Rahmetli dedemin memleketi olan Elazığ iline ilk gidişimdi. Annem ve
babam da yanımdaydı onlar da Elazığ'a ilk
defa geliyordu. Birer kimya mühendisi olan annemle babam Elazığ'da
düzenlenen ulusal kimya kongresi için gelmişlerdi. Bense sadece macera
için. Telaşlı bir uçak yolculuğundan sonra otele vardık. Babamların
kimyacı arkadaşları arasında bir uzaylı gibiydim. Neyse ki kongreye
benim yaşlarımda birkaç genç de katılmıştı. Gerçi onlar da hayata
bilimin soğuk ve mesafeli bakış açısından yaklaşıyordu ama yalnız
kalmayı pek sevmediğim için onlarla ahbaplık etmeye başladım.
Akşama doğru Elazığ'ın Harput ilçesine doğru ufak bir geziye katıldık.
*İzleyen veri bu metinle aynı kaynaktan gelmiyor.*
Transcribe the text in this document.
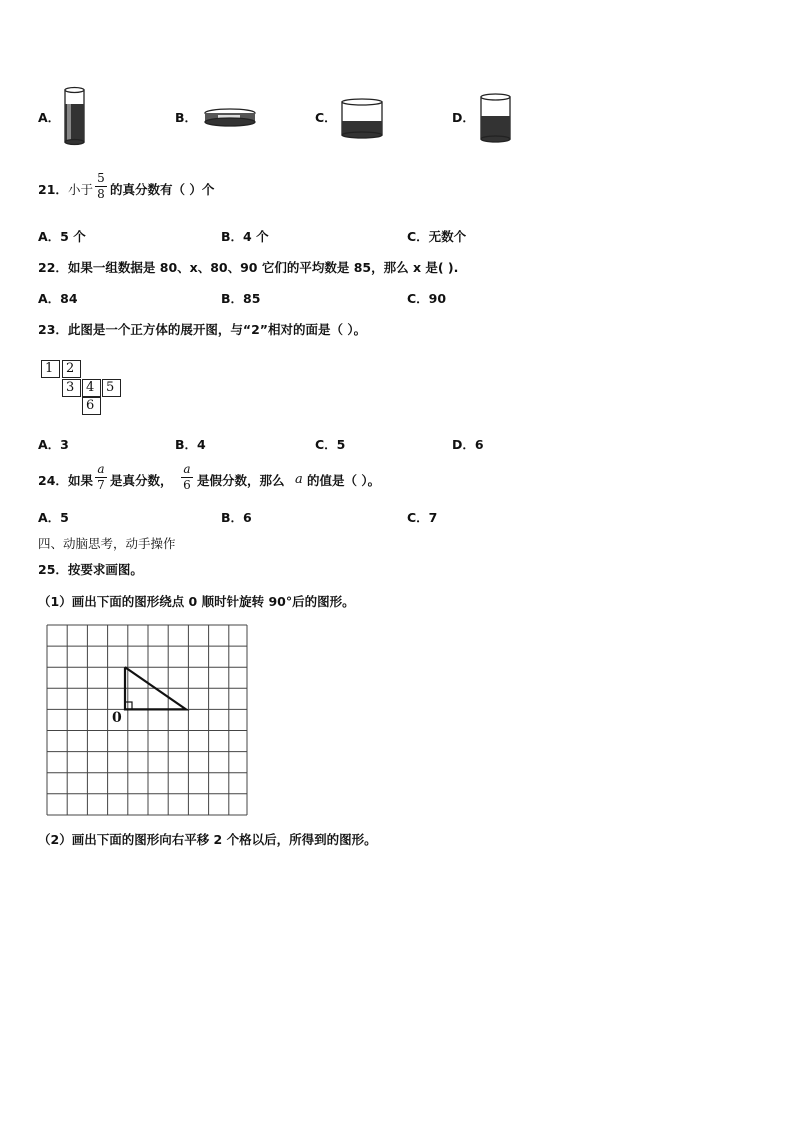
A．	B．	C．	D．
21． 小于
5
8 的真分数有（ ）个
A．5 个	B．4 个	C．无数个
22．如果一组数据是 80、x、80、90 它们的平均数是 85，那么 x 是( ).
A．84	B．85	C．90
23．此图是一个正方体的展开图，与“2”相对的面是（ ）。
1 2
3 4 5
6
A．3	B．4	C．5	D．6
24． 如果
a
7 是真分数，
a
6 是假分数，那么 a 的值是（ ）。
A．5	B．6	C．7
四、动脑思考，动手操作
25．按要求画图。
（1）画出下面的图形绕点 0 顺时针旋转 90°后的图形。
0
（2）画出下面的图形向右平移 2 个格以后，所得到的图形。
Minibüs şoförümüz Elazığ'ın yerlisiydi. Harput'un yüksek ve çölümsü
arazisinin üzerine inşa edilmiş türbeler ve yıkık ortaçağ kaleleri
arasında bir çay bahçesine oturduk. Şoförün başı kesik evliyalar ve
Kurtuluş Savaşı'nda uçan askerlerle ilgili anlattığı hikayeleri merakla
dinledim. Olağandışı hikayelere olan ilgime rağmen şoförün anlattıkları
benim için birer efsaneydi. 'Efsane' kelimesini kullanmamdan rahatsız
olmuştu sanırım o bu hikayeleri gerçek
olarak kabul ediyordu. Ona göre bu hikayelere inanmak gerçek bir
Müslüman'ın göreviydi. Bense daha fazlasını istiyordum. Daha sıra dışı daha beklenmedik bir şey.
Bu halk efsaneleri türlü yaratıklarla ve
esrarengiz olaylarla doldurduğum hayal gücümü beslemeye yetmiyordu.
Aslında aradığım şeye çok yakındım.
Gezimizin bir sonraki durağı: Buzluk Mağarası. 'Mağara' kelimesi oldum
olası bende tuhaf bir merak uyandırmıştır. Harput Kalesi'nden de yükseğe yaklaşık 1500 metrelik
bir tepeye çıktık minibüsle. Asfaltın erişemediği toprak yollarda toz
soluduk terk edilmiş taş
evlerden sonuncusu da arkamızda kaldı. Güneş batarken tepenin üstündeki
bir oyuktan düşe kalka inmeye başladık. İki kayanın arasındaki boşluktan
beliren taş merdivenleri gördüğümde tüylerim diken diken oldu. Engebeli
basamaklardan inmeye gönüllü olan birkaç kişiden biri de bendim
elbette. Hemen önümde olan şoförümüz bize rehberlik ediyordu. Dönerek
inen basmaklara adım attığımızda havada ani bir soğuma oldu. Yeraltından
gelen buz gibi bir rüzgar yüzümü yaladı. Merdivenler ufak bir düzlükte
kesildi. Kayaların üstü buz tutmuştu. Az ötede basamaklar devam ediyordu
ama bunlar insan eliyle yapılmamıştı doğanın tasarımıyla
oluşan kaya çıkıntılarıydı. Buzlu basamaklarda kaymamak için bir lambaya
bağlı olan kabloya tutuna tutuna indik. Son aydınlık kat. Nefes almak
güçleşti tuhaf bir heyecanla
basamakların daha da devam ettiğini hiçbir ışığın
aydınlatmadığı dehlizlere uzandığını gördüm. Hepimiz sessizdik. O anda
çok derinden gelen bir inilti duydum. Aslında inilti kelimesi tam da
anlatmıyor bu sesi. Sanki çok çok yavaş bir kahkahaydı
bu. Dehşetle şoförün yüzüne baktım. 'Siz de duydunuz mu?' diye sordum.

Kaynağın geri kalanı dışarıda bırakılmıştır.